Structurally Human, Semantically Biased: Detecting LLM-Generated References with Embeddings and GNNs

By constructing paired citation graphs (human vs. GPT-4o-generated vs. random baseline) for 10,000 papers, this work finds that LLM-generated reference lists are nearly indistinguishable from human ones in terms of graph topology (RF accuracy only 60%), yet are effectively detectable via semantic embeddings (RF 83%, GNN 93%).
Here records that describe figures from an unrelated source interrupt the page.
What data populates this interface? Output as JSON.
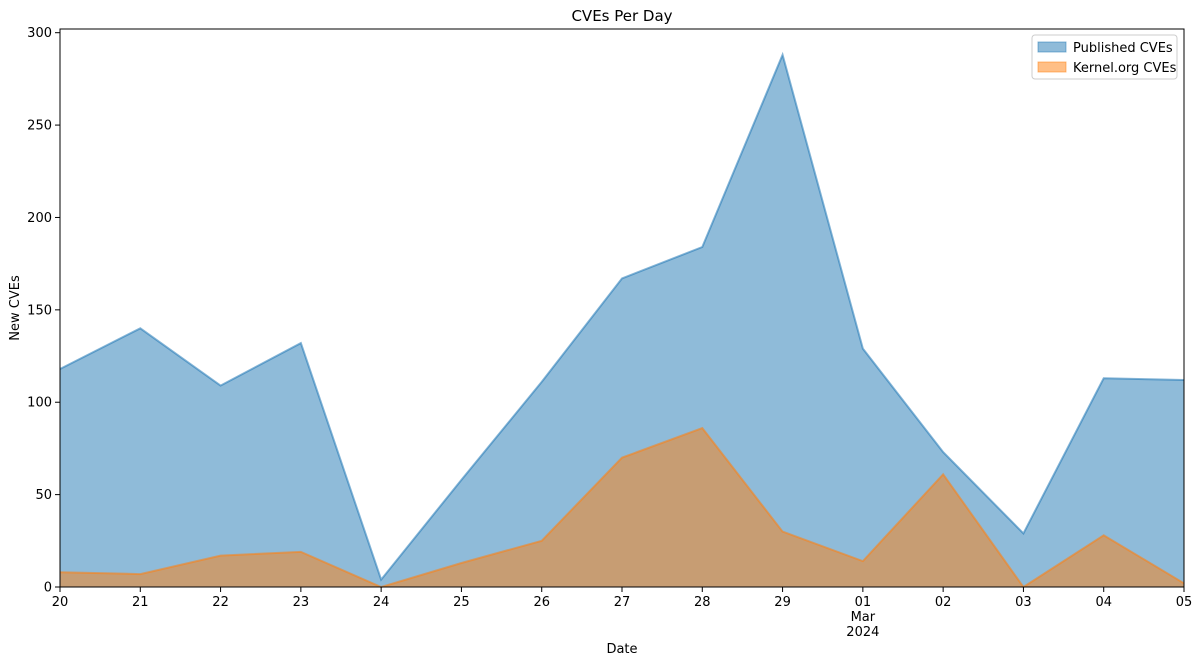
{
  "chart_data": {
    "type": "area",
    "title": "CVEs Per Day",
    "xlabel": "Date",
    "ylabel": "New CVEs",
    "x": [
      "2024-02-20",
      "2024-02-21",
      "2024-02-22",
      "2024-02-23",
      "2024-02-24",
      "2024-02-25",
      "2024-02-26",
      "2024-02-27",
      "2024-02-28",
      "2024-02-29",
      "2024-03-01",
      "2024-03-02",
      "2024-03-03",
      "2024-03-04",
      "2024-03-05"
    ],
    "x_tick_labels": [
      "20",
      "21",
      "22",
      "23",
      "24",
      "25",
      "26",
      "27",
      "28",
      "29",
      "01",
      "02",
      "03",
      "04",
      "05"
    ],
    "x_month_label": "Mar",
    "x_year_label": "2024",
    "ylim": [
      0,
      302
    ],
    "yticks": [
      0,
      50,
      100,
      150,
      200,
      250,
      300
    ],
    "stacked": false,
    "grid": false,
    "legend_position": "top-right",
    "series": [
      {
        "name": "Published CVEs",
        "color": "#1f77b4",
        "values": [
          118,
          140,
          109,
          132,
          4,
          58,
          111,
          167,
          184,
          288,
          129,
          73,
          29,
          113,
          112
        ]
      },
      {
        "name": "Kernel.org CVEs",
        "color": "#ff7f0e",
        "values": [
          8,
          7,
          17,
          19,
          0,
          13,
          25,
          70,
          86,
          30,
          14,
          61,
          0,
          28,
          2
        ]
      }
    ]
  }
}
This indicates that LLMs accurately mimic citation topology while leaving detectable semantic fingerprints.

Towards Improved Sentence Representations using Token Graphs

This paper proposes Glot, a lightweight structure-aware pooling module that constructs a latent similarity graph from token-level hidden states of a frozen LLM, refines them via a GNN, and aggregates them into a sentence representation. Glot achieves competitive performance with fine-tuning-based methods on GLUE/MTEB while requiring 20× fewer parameters and 100× faster training.